The listings databases and information services provided by both companies are used by brokers, lenders, investors, appraisers, developers, and others in the commercial real estate industry. LoopNet's premium Xceligent service is CoStar's closest competitor, the FTC found.
The FTC also said it will require an "unusual" level of conduct remedies for a merger settlement. In order to allow for Xceligent and other competitors to expand or enter the market, CoStar must eliminate non-compete provisions in its contracts and allow customers in longer-term contracts to terminate them early. CoStar must also refrain from bundling its products in ways that could impede its competitors. "The listings databases and information services provided by these companies are critical to their customers in the commercial real estate industry," said Richard Feinstein, director of the agency's bureau of competition. "By maintaining Xceligent as an independent competitor and ensuring Xceligent's ability to grow and expand, the FTC's settlement order will foster continued competition in these markets."
The FTC said that without the divestiture the acquisition would be anticompetitive and violate federal law by reducing competition among real estate listings databases and information services.
The FTC found that CoStar and LoopNet are the only two providers of commercial real estate listings databases with nationwide coverage. The complaint also states that CoStar is the largest provider of listings databases and comprehensive information services compiled by in-house researchers. While most of LoopNet's information is provided to the company by real estate brokers, its Xceligent product, like CoStar's, is compiled by in-house research. Xceligent listings cover 33 metropolitan areas.
The proposed settlement, which still needs final approval of the commission after a public comment period, requires CoStar to sell LoopNet's stake in Xceligent to DMG Information Inc., a U.S.-based subsidiary of British media and data conglomerate Daily Mail and General Trust plc. DMGT is paying $4 million for Xceligent.

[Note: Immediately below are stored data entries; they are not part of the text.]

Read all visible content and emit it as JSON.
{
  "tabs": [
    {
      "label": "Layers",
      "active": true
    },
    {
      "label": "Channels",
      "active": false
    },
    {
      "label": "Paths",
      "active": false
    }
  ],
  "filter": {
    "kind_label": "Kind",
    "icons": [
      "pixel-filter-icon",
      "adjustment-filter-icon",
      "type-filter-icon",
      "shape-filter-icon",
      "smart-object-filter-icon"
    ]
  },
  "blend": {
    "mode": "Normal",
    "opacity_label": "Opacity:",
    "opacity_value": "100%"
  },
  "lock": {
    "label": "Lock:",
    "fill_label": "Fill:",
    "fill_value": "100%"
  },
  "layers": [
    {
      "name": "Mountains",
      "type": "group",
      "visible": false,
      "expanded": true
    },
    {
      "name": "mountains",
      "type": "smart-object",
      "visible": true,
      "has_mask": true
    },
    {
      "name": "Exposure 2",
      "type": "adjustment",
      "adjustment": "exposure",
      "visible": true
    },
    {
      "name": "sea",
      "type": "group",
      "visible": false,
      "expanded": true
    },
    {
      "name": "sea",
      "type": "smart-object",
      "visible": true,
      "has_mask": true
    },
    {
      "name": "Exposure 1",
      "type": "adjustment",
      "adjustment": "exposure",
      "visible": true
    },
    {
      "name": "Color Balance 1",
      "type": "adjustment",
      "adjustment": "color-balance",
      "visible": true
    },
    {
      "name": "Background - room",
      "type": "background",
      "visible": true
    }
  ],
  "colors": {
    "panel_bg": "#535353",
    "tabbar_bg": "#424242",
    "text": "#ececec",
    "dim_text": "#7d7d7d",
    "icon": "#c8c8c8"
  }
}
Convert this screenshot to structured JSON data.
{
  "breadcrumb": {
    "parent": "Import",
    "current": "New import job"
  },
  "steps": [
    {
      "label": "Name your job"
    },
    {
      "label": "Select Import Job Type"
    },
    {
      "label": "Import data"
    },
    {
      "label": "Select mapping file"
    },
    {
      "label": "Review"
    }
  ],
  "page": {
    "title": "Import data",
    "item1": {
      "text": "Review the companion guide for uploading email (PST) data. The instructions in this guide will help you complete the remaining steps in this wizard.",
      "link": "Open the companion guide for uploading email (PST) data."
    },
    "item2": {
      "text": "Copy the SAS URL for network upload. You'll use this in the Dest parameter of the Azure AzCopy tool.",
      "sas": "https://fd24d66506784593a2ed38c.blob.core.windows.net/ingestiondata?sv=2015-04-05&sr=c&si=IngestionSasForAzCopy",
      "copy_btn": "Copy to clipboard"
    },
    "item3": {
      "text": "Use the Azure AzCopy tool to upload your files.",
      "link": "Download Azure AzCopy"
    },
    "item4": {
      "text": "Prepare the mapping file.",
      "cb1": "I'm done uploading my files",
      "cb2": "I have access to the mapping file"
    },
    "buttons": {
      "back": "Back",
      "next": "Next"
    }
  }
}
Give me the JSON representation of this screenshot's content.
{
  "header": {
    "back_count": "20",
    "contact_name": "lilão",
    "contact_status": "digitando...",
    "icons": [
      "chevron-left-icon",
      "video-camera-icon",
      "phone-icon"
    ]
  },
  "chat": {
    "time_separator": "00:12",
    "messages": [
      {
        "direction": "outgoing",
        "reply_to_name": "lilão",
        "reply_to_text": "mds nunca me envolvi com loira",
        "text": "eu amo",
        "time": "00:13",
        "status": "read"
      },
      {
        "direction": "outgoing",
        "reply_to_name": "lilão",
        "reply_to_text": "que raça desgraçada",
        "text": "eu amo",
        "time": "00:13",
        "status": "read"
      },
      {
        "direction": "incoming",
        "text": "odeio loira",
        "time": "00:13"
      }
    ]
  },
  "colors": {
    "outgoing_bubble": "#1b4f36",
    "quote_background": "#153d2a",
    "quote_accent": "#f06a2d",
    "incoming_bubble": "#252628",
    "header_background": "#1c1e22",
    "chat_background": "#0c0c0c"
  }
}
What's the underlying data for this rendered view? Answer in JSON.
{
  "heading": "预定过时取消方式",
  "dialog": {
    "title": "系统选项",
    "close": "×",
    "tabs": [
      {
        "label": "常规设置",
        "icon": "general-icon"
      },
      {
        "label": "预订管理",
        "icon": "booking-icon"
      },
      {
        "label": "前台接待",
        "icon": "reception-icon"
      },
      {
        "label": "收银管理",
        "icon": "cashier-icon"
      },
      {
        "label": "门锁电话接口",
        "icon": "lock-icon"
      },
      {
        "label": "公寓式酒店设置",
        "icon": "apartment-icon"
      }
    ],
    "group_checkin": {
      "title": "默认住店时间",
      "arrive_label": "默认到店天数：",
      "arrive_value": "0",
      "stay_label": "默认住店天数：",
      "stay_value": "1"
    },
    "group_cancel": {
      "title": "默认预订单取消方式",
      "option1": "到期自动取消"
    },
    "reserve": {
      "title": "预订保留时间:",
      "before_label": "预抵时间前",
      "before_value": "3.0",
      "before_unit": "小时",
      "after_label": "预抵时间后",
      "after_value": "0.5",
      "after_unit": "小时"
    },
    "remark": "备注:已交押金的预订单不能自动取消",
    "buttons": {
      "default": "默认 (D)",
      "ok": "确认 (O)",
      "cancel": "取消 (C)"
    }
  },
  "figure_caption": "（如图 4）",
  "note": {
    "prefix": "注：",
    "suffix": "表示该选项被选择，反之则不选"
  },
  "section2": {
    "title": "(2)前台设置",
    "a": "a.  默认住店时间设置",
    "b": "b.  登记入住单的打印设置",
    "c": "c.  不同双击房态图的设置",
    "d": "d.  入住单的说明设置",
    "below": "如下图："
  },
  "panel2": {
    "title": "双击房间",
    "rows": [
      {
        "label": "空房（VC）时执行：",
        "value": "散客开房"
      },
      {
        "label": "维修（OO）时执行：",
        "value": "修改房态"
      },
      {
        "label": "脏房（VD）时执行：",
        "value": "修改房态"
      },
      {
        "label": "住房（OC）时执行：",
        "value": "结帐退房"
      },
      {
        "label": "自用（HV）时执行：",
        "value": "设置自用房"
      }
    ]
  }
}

For instance, CoStar and LoopNet must sell the URL "commercialsearch.com" to DMGI, and transfer to DMGI information that will assist Xceligent in expanding coverage to additional metropolitan areas. Also for the next five years, CoStar and LoopNet will be barred from requiring customers to enter contracts that restrict their ability to do business with Xceligent. To make sure existing long-term contracts don't hinder competition, the companies also must allow customers to terminate their existing contracts, without penalty, with one year's prior notice. During the five-year span the merged firm is also barred from requiring customers to buy more than one of its products and from requiring customers to subscribe to multiple geographic coverage areas to gain access to a single area.
CoStar and LoopNet must also continue to offer their customers certain core products on a standalone basis for three years after the acquisition.
Finally, the combined company must notify the FTC in advance before acquiring any firm that gathers, markets, or sells commercial real estate information in the United States in the next 10 years.
CoStar said it plans to close the deal "on or about" April 30.